Insertion Depth (mm)	RMSE (mm)	IPE (mm)	OPE (mm)	TE (mm)
30	0.82 ± 0.11	0.19 ± 0.16	0.77 ± 0.15	0.97 ± 0.21
45	0.66 ± 0.17	0.22 ± 0.13	0.58 ± 0.15	0.99 ± 0.30
60	0.95 ± 0.24	0.29 ± 0.09	0.87 ± 0.22	1.25 ± 0.46
75	0.88 ± 0.38	0.31 ± 0.13	0.73 ± 0.39	1.14 ± 0.86
90	0.88 ± 0.22	0.34 ± 0.16	0.72 ± 0.20	1.46 ± 0.07
105	1.24 ± 0.47	0.51 ± 0.10	0.94 ± 0.52	2.29 ± 0.77
120	1.16 ± 0.60	0.41 ± 0.08	0.90 ± 0.46	2.05 ± 1.92

TABLE II.

Mean shape errors between the FBG-determined needle shape and the CT ground truth for cooked ham validation trials (mean ± standard deviation)
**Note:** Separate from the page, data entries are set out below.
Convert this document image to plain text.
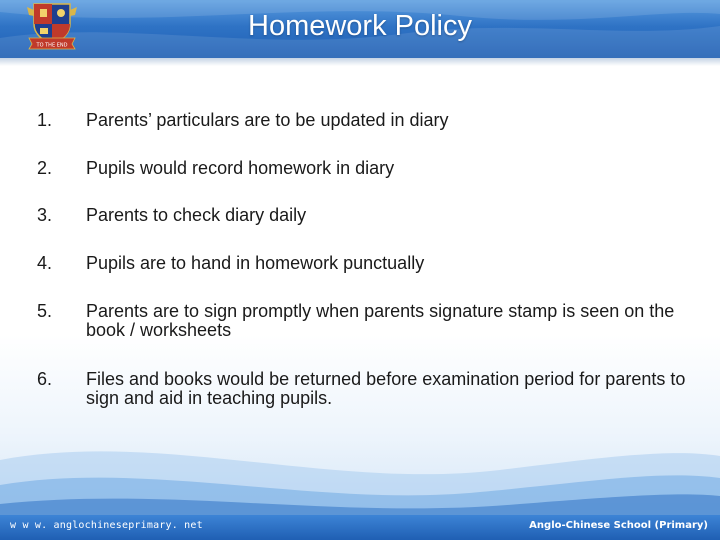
Homework Policy
TO THE END
1.	Parents’ particulars are to be updated in diary
2.	Pupils would record homework in diary
3.	Parents to check diary daily
4.	Pupils are to hand in homework punctually
5.	Parents are to sign promptly when parents signature stamp is seen on the book / worksheets
6.	Files and books would be returned before examination period for parents to sign and aid in teaching pupils.
w w w. anglochineseprimary. net	Anglo-Chinese School (Primary)
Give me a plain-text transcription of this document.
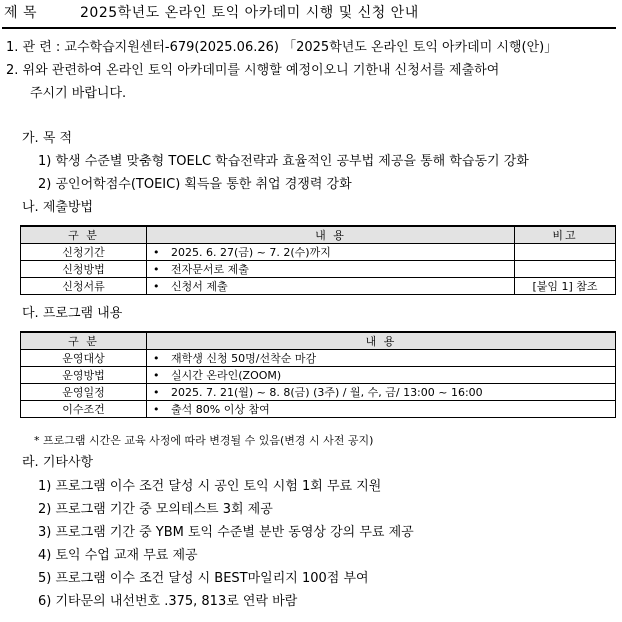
제 목	2025학년도 온라인 토익 아카데미 시행 및 신청 안내
1. 관 련 : 교수학습지원센터-679(2025.06.26) 「2025학년도 온라인 토익 아카데미 시행(안)」
2. 위와 관련하여 온라인 토익 아카데미를 시행할 예정이오니 기한내 신청서를 제출하여
주시기 바랍니다.
가. 목 적
1) 학생 수준별 맞춤형 TOELC 학습전략과 효율적인 공부법 제공을 통해 학습동기 강화
2) 공인어학점수(TOEIC) 획득을 통한 취업 경쟁력 강화
나. 제출방법
구 분	내 용	비고
신청기간	• 2025. 6. 27(금) ~ 7. 2(수)까지	
신청방법	• 전자문서로 제출	
신청서류	• 신청서 제출	[붙임 1] 참조
다. 프로그램 내용
구 분	내 용
운영대상	• 재학생 신청 50명/선착순 마감
운영방법	• 실시간 온라인(ZOOM)
운영일정	• 2025. 7. 21(월) ~ 8. 8(금) (3주) / 월, 수, 금/ 13:00 ~ 16:00
이수조건	• 출석 80% 이상 참여
* 프로그램 시간은 교육 사정에 따라 변경될 수 있음(변경 시 사전 공지)
라. 기타사항
1) 프로그램 이수 조건 달성 시 공인 토익 시험 1회 무료 지원
2) 프로그램 기간 중 모의테스트 3회 제공
3) 프로그램 기간 중 YBM 토익 수준별 분반 동영상 강의 무료 제공
4) 토익 수업 교재 무료 제공
5) 프로그램 이수 조건 달성 시 BEST마일리지 100점 부여
6) 기타문의 내선번호 .375, 813로 연락 바람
Insertion Depth (mm)	RMSE (mm)	IPE (mm)	OPE (mm)	TE (mm)
30	0.84 ± 0.14	0.21 ± 0.16	0.79 ± 0.16	1.05 ± 0.25
45	0.66 ± 0.42	0.23 ± 0.18	0.59 ± 0.38	0.95 ± 0.66
60	0.87 ± 0.36	0.29 ± 0.10	0.74 ± 0.34	1.05 ± 0.75
75	0.96 ± 0.59	0.28 ± 0.12	0.82 ± 0.52	1.74 ± 1.15
90	1.15 ± 0.52	0.34 ± 0.17	0.95 ± 0.47	2.34 ± 0.76
105	1.29 ± 0.69	0.43 ± 0.20	1.01 ± 0.66	2.59 ± 1.18
120	1.12 ± 0.27	0.38 ± 0.12	0.86 ± 0.18	2.17 ± 0.90

V. Conclusion

We presented 3D shape reconstruction of a four-active area needle under 3D CT visualization in real tissue over varying insertion depths coupled with our experimental setup and 3D shape confirmation method using CT. We determined that the FBG-sensorized needle can provide accurate and real-time information during percutaneous procedures in gel phantoms and in real tissue. In the future, the CT image and the needle shape determined from the FBG could be displayed in an imaging software such as 3D Slicer for planning and validation of the percutaneous procedure. Current limitations of this work include the manual insertion of the needle; this remains as a future work as we plan to run similar experiments using a robot to insert the needle. This improvement would allow higher accuracy in determining the needle position relative to the tissue. With these improvements, the real-time needle shape collected from the FBG during insertion could be used to navigate the bevel-tipped needle towards the target in clinical settings. We also plan to run similar experiments in more realistic tissue to simulate human tissue, such as heterogeneous raw animal meat and/or a realistic prostate gel phantom, such as the CIRS Model 053L (CIRS Inc., Norfolk, VA, USA).